My sacrificial slam from this friday, performed with a fever coming in waves-- the source of some interesting commentary and facial expressions on my part, so I hear.
I can't tell what you're thinking when we're this far apart and my turn signal's blinking in time with my heart and I'm inking my skin and ready to start something. I've been waiting, creating, making up words and bating fate with possibilities too perfect not to go wrong and too wrong to be real, tapping out words on the side of the wheel and the mirror and the door; I can't tell what I feel, is this fear anymore or just hope for a future I cannot discern or regret for a past too close to return and
do you know me, really, and have I changed. Or am I just as deranged as I always was, regressing, obsessing as always because I care, so much, and sometimes there's so little to care about and sometimes it's so big I can't let it out of my head, can't even recall all I've already said--
My turn signal's blinking in time with my heart, I picked at my life 'til I picked it apart into layers exposed without a clear start or an end, or a means, just thousands of scenes in the space in between... friends... caught with a chance I can spend, or dream-- Yes, caught in the place a thousand roads intersect attempting to map where the future connects with the past and the last time I stopped here and tried to decide who I am who we are who we have been so far, to open my windows and eyes to outside, to try to get out of my mind, out of this car.

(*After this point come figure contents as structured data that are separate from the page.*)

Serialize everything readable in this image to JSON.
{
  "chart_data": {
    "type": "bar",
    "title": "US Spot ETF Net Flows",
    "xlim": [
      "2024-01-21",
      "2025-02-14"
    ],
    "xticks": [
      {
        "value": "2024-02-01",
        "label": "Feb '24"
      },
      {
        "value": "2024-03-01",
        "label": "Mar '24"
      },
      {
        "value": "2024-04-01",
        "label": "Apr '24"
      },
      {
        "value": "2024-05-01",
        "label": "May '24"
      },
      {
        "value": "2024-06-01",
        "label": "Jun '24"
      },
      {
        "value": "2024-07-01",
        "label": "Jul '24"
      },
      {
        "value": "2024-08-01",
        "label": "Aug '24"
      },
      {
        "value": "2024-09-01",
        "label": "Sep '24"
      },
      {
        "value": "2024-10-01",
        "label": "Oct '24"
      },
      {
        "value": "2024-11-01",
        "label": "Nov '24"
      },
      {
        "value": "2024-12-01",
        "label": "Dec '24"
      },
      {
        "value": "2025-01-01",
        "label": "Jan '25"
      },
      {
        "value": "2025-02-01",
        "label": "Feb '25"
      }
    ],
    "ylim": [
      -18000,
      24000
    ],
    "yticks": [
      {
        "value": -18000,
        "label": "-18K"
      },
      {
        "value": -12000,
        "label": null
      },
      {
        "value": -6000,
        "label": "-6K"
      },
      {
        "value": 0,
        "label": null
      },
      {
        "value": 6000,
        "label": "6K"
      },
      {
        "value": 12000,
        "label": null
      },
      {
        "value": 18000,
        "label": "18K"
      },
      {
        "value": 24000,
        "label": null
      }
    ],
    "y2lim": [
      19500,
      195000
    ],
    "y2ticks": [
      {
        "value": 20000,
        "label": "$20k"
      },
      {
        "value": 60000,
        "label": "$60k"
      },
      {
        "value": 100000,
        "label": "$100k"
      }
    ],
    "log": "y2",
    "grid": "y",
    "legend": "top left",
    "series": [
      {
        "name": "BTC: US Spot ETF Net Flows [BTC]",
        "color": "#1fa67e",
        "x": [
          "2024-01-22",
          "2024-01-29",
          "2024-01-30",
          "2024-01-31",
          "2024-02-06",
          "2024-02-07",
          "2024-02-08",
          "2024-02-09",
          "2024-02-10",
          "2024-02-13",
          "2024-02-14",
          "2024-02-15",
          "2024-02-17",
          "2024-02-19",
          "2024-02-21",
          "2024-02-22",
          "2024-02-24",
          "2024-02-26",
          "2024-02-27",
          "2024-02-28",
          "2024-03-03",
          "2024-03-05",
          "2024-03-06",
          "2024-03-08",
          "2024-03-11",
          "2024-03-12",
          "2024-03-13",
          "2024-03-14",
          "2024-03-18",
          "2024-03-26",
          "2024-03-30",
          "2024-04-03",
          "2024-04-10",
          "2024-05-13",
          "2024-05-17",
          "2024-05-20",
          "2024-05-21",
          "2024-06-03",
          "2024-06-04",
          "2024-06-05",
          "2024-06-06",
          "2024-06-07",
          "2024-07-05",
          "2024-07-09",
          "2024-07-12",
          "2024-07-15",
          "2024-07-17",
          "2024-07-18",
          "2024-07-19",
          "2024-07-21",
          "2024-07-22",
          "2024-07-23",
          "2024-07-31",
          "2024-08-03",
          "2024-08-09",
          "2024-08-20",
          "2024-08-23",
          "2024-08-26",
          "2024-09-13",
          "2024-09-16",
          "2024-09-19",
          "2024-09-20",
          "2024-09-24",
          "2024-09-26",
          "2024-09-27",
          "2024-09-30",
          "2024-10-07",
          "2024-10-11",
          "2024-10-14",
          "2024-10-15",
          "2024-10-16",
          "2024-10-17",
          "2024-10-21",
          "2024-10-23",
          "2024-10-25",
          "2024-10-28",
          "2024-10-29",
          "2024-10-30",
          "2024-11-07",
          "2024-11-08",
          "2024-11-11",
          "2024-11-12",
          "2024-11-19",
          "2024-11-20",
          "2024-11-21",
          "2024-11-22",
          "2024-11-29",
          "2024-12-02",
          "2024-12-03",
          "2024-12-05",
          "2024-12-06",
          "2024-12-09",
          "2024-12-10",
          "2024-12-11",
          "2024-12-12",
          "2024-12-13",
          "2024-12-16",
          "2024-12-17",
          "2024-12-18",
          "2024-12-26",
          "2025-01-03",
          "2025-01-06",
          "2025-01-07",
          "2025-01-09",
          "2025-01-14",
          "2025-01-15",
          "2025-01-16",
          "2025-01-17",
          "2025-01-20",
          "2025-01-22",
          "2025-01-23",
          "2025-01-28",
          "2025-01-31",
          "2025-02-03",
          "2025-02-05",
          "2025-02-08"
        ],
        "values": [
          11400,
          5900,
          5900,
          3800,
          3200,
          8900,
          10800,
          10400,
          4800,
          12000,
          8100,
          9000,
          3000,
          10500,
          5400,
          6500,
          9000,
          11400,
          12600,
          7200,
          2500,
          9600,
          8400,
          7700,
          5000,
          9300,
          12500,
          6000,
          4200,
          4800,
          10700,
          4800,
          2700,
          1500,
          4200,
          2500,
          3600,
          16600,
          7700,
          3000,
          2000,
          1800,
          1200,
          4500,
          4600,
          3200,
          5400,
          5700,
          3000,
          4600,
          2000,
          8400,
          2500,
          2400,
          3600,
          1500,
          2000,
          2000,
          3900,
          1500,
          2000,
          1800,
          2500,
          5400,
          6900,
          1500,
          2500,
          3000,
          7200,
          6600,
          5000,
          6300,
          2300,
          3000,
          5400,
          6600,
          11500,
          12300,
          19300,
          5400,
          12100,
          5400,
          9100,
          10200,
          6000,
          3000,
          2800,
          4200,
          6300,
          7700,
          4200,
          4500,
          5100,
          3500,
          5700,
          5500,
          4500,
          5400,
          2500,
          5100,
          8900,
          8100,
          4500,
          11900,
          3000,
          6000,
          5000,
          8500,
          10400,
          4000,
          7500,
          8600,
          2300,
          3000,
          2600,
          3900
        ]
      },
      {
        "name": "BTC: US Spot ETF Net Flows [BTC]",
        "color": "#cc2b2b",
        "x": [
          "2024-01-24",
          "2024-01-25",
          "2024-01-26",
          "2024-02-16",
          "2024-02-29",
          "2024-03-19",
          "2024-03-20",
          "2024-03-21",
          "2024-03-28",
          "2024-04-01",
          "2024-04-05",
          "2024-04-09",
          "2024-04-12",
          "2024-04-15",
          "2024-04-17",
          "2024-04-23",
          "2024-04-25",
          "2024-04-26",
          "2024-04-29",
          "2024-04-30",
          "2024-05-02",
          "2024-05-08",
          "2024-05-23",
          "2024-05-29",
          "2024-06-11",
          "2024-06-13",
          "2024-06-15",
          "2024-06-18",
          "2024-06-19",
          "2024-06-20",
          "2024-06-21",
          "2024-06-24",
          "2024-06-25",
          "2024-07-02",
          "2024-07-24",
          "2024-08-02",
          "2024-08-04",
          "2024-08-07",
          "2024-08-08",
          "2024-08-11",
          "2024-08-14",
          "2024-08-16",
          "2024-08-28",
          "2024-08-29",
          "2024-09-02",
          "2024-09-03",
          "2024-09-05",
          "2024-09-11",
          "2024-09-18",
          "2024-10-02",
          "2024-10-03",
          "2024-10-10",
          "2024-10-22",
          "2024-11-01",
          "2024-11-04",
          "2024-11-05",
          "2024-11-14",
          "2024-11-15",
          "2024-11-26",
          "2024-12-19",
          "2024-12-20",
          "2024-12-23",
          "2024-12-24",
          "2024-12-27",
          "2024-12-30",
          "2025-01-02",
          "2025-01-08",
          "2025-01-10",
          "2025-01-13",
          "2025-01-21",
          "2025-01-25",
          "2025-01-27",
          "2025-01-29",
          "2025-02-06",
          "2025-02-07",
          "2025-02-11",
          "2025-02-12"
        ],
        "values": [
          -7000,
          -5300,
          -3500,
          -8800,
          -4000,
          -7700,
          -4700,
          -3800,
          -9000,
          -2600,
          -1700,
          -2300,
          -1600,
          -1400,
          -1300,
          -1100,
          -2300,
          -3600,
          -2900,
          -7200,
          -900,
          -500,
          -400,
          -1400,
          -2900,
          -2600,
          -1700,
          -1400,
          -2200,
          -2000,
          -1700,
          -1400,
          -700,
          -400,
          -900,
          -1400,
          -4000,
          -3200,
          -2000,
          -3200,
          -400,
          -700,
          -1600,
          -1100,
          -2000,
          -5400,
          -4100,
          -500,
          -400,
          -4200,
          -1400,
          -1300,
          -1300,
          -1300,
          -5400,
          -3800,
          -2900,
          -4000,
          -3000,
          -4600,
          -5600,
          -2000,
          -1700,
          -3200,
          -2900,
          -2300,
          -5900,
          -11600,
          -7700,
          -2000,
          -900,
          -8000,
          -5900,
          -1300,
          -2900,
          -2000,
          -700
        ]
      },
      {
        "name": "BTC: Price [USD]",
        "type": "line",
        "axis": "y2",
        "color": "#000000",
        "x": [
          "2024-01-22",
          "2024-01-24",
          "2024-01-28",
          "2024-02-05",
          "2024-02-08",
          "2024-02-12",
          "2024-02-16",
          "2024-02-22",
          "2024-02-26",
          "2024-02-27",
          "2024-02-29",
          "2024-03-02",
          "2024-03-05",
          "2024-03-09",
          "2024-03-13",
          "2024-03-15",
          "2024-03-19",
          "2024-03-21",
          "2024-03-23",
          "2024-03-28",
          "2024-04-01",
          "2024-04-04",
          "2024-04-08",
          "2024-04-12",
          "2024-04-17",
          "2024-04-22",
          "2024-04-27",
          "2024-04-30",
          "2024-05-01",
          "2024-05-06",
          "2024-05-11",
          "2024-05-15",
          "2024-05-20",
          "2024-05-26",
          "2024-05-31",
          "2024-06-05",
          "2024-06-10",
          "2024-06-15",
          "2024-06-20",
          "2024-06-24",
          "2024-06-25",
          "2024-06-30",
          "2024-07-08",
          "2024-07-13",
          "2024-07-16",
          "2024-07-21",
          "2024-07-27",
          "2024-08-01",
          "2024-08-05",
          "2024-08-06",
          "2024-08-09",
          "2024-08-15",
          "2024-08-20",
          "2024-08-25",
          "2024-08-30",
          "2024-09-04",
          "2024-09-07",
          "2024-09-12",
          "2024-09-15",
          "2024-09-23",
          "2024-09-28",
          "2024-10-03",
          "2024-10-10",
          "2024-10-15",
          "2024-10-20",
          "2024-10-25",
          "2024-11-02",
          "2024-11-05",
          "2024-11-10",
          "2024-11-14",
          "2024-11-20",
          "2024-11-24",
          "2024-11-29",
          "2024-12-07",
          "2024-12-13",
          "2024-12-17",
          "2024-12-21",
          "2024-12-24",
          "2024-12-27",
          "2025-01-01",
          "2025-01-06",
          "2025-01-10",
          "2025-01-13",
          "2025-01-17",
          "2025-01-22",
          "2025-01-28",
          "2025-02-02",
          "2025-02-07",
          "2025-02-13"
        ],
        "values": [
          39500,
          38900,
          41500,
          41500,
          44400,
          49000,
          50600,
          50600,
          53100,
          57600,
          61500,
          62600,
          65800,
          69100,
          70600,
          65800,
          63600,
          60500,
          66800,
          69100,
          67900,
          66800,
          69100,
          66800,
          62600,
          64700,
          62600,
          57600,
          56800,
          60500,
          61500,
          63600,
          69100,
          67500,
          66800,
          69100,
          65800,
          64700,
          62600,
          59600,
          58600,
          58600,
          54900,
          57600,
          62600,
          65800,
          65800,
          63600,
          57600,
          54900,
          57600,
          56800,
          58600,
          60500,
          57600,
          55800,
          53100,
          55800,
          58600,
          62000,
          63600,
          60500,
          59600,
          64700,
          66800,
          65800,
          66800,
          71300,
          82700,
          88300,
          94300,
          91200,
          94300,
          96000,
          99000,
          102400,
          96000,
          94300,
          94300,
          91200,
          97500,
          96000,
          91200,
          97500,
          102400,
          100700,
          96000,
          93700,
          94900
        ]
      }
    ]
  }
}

I can arrange any words to say anything, ideas not many heard, songs not many sing-- for good reason!-- for the difference between new/ and unique. It's just something I do. It's just language leak. It's not words that are true, it's just words that I speak. And I crave truth. It's the heart of my craft. The base of my scribbles. The reason I draft-- anything you'll see from me. And I know truth. I remember its face. Though it moves all the time, though it's different each place, though it's so hard to see, to find, to draw from my mind, to isolate into a phrase; these days truth is rare, is small, if it's there at all, caught up in words and wants and ways to fall. Or forget. Because I've found a space between recall, and regret, and returned to the place where I thought I was done, where I bet your voice against my choice, and won.